British television presenter

Kate Gerbeau (née Sanderson) is an English television presenter and news reader, currently on Times Radio.

==Education==
Gerbeau went to school in Formby and graduated from Bristol University with a BA in French and German.

==Career==
Gerbeau was born 9 August 1968 in Sutton Coldfield, Birmingham. She started her television career as a presenter on HTV West. From 1997-2001, she presented Newsround; after leaving this post, she presented Watchdog with Nicky Campbell. She was famously impersonated by Ronni Ancona on The Big Impression. Gerbeau left Watchdog in 2004. She also presented The Heaven and Earth Show. Gerbeau was also a newsreader on BBC Breakfast and also presented the news on Breakfast with Frost.
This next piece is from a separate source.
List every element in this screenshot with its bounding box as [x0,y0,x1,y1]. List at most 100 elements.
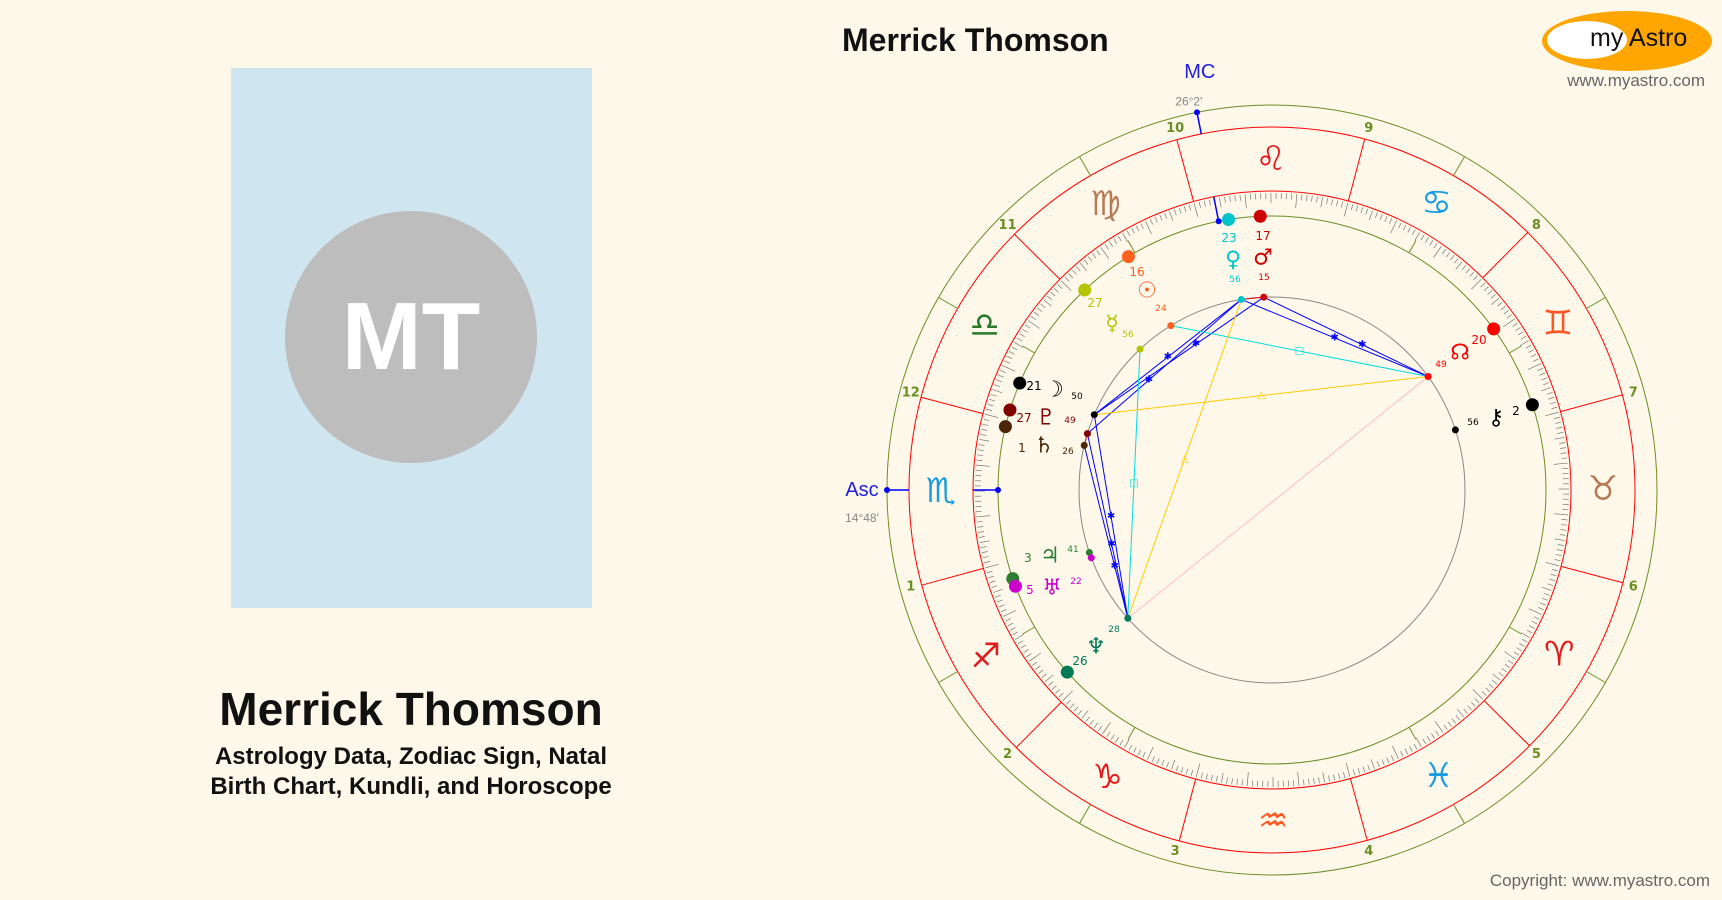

Kate also presented CBBC show Against All Odds, which, like BBC One show 999, showed reconstructions of real life emergencies and gave First Aid advice.

In December 2004 she joined Five, and co-presented the two-hour long Golden Mummy Tomb Opening Live with Guy de la Bédoyère from Bahariya in Egypt's Western Desert, featuring the Egyptian archaeologist Zahi Hawass. She was a newsreader on Five News, until the birth of her daughter.

In July 2008 Gerbeau presented a documentary TV series on Five – Wild Animal ER – about Tiggywinkles, the animal welfare charity and veterinary hospital.

February 2010 saw Kate taking a new role as presenter of BFBS TV's weekday evening news programme British Forces News.

In 2019-2020 Kate worked with Slater and Gordon Lawyers on a series of podcasts exploring the stories of those who have gone through the civil justice system, and the legal teams who supported them through it.

Since March 2023, she has been the presenter of Frontline on Times Radio, as well as on its YouTube channel.

==Personal life==
She had a relationship with television presenter Krishnan Guru-Murthy. She married entrepreneur businessman Pierre-Yves Gerbeau in 2005. Together they had a child, Chloé Gerbeau.